I have never had this situation, but can offer some general advice that is also applicable to other students whose needs require specialized techniques.
As suggested in other answers here, talk to the student, of course. But ask the student for permission to do at least some of the following.
You probably have a school counselor who can offer some general advice. You can talk to the parents about what they suggest and what has been useful to the student in the past. You can have a meeting with other teachers who have, or had, this student in class to see what they suggest. You may be able, with permission, to talk to the student's former teachers, even in grammar school, to see what might work.
You can also seek, perhaps online, advice from specialists in the student's need-area. The student might, in fact, already be working with a professional. You might see if you can have a conference with them.
As I suggested in a comment, get connected to the APCS community and ask for advice in their fora. Do the same for the ACM SIGCSE group.
It is probably too late to modify your curriculum, though others in your school should do some anticipatory planning for helping this student in the future. It may require some curricular changes generally. I would suggest, however, that curricular updates consider changes that benefit all the students, not just the one.
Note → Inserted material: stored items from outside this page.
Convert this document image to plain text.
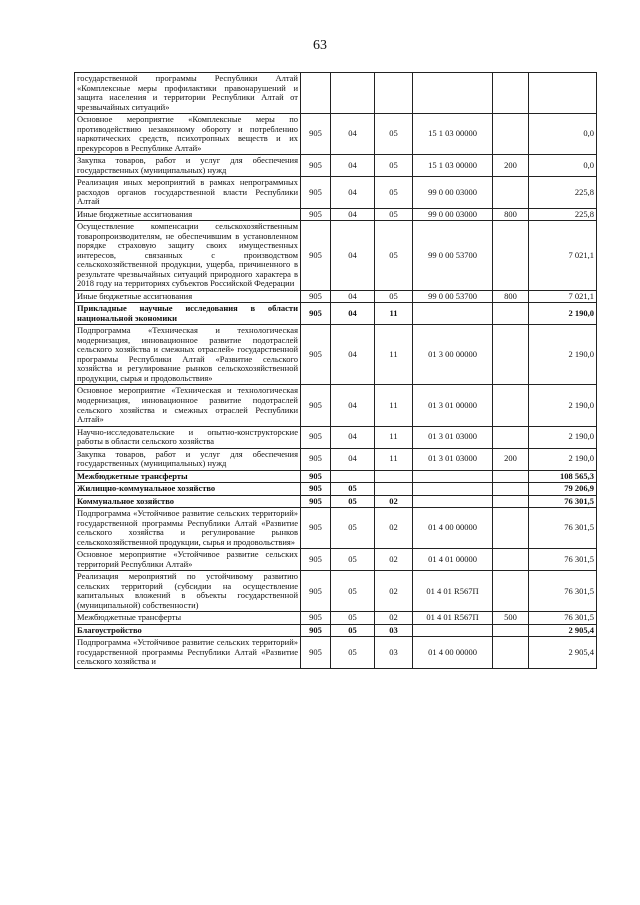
63
государственной программы Республики Алтай «Комплексные меры профилактики правонарушений и защита населения и территории Республики Алтай от чрезвычайных ситуаций»						
Основное мероприятие «Комплексные меры по противодействию незаконному обороту и потреблению наркотических средств, психотропных веществ и их прекурсоров в Республике Алтай»	905	04	05	15 1 03 00000		0,0
Закупка товаров, работ и услуг для обеспечения государственных (муниципальных) нужд	905	04	05	15 1 03 00000	200	0,0
Реализация иных мероприятий в рамках непрограммных расходов органов государственной власти Республики Алтай	905	04	05	99 0 00 03000		225,8
Иные бюджетные ассигнования	905	04	05	99 0 00 03000	800	225,8
Осуществление компенсации сельскохозяйственным товаропроизводителям, не обеспечившим в установленном порядке страховую защиту своих имущественных интересов, связанных с производством сельскохозяйственной продукции, ущерба, причиненного в результате чрезвычайных ситуаций природного характера в 2018 году на территориях субъектов Российской Федерации	905	04	05	99 0 00 53700		7 021,1
Иные бюджетные ассигнования	905	04	05	99 0 00 53700	800	7 021,1
Прикладные научные исследования в области национальной экономики	905	04	11			2 190,0
Подпрограмма «Техническая и технологическая модернизация, инновационное развитие подотраслей сельского хозяйства и смежных отраслей» государственной программы Республики Алтай «Развитие сельского хозяйства и регулирование рынков сельскохозяйственной продукции, сырья и продовольствия»	905	04	11	01 3 00 00000		2 190,0
Основное мероприятие «Техническая и технологическая модернизация, инновационное развитие подотраслей сельского хозяйства и смежных отраслей Республики Алтай»	905	04	11	01 3 01 00000		2 190,0
Научно-исследовательские и опытно-конструкторские работы в области сельского хозяйства	905	04	11	01 3 01 03000		2 190,0
Закупка товаров, работ и услуг для обеспечения государственных (муниципальных) нужд	905	04	11	01 3 01 03000	200	2 190,0
Межбюджетные трансферты	905					108 565,3
Жилищно-коммунальное хозяйство	905	05				79 206,9
Коммунальное хозяйство	905	05	02			76 301,5
Подпрограмма «Устойчивое развитие сельских территорий» государственной программы Республики Алтай «Развитие сельского хозяйства и регулирование рынков сельскохозяйственной продукции, сырья и продовольствия»	905	05	02	01 4 00 00000		76 301,5
Основное мероприятие «Устойчивое развитие сельских территорий Республики Алтай»	905	05	02	01 4 01 00000		76 301,5
Реализация мероприятий по устойчивому развитию сельских территорий (субсидии на осуществление капитальных вложений в объекты государственной (муниципальной) собственности)	905	05	02	01 4 01 R567П		76 301,5
Межбюджетные трансферты	905	05	02	01 4 01 R567П	500	76 301,5
Благоустройство	905	05	03			2 905,4
Подпрограмма «Устойчивое развитие сельских территорий» государственной программы Республики Алтай «Развитие сельского хозяйства и	905	05	03	01 4 00 00000		2 905,4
My go-to suggestion for many things is to incorporate teamwork into the curriculum as much as possible. Every student learns differently, not just the blind student. Every student can contribute to a team, though different students contribute differently. Presumably the student has skills that compensate for lack of sight. Try to bring them to bear in the class so that the student is a part of things, not an outlier. For example, he might have an exceptional memory or an exceptional organizational ability. All of these are needed by professionals and can be capitalized on in the classroom.
In taking APCS the student is obviously not looking for an easy way out. But do what you can to make the classroom a supportive community that benefits all students.